This advantage of having several sets of engaging gear teeth in contact at the one time, distributing the total tooth load over a number of pairs of meshing teeth, places a high premium upon accuracy in tooth form and precision in tooth spacing, for, not only does the number of teeth in contact influence the questions of required tooth strength, pitch, and durability but also the speed at which the gearing can be safely operated. Shock, noise, vibration, and excessive gear-tooth wear result when there are even relatively minor irregularities in tooth proportions and spacings, or slight imperfections in profile finish. The actual strength of the individual gear teeth may even become of secondary importance, the major points, provided the gear teeth are well formed, having to do more with tooth wear, proper proportions of gear diameters, hardness of gear teeth, and the best combination of hardness for wear.
GEAR EFFICIENCY.
Under ordinary working conditions, the frictional losses between the teeth of engaging, high-quality, cut gears and pinions should not exceed more than 1 or 2 per cent of the power transmitted. This quite moderate loss is influenced more by the length of the tooth addendum (increasing slippage) than by the obliquity of the gear teeth, and the degree of efficiency attained is, for all practical purposes, independent of the load transmitted by the gear assemblage. Furthermore, the differences in efficiency of the several standard tooth forms, or systems of gearing, are really so small as to exercise little or no controlling influence on the particular tooth form to be recommended for any specific service.
In general, as the efficiency of gearing depends for the most part upon the uniformity of the angular velocity of the pitch surfaces of the engaging gears, it follows that the finer the pitch of the gears and the more numerous the teeth, the more uniform is apt to be the angular velocity of the engaging pitch surfaces and the higher the operating efficiency of the gearing.

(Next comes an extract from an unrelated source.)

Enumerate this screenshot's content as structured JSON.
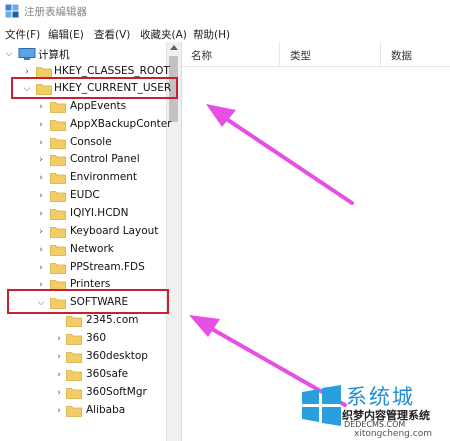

For a given pitch, the efficiency of the gearing tends to increase with the number of teeth, so that large gears, if properly mounted, balanced, and supported, are relatively more efficient than smaller gears. This improvement is because the inaccuracies in profile finish, form, and tooth spacings, the chief causes of variations in angular velocity of the pitch surfaces, become relatively less disturbing as the number of teeth increases.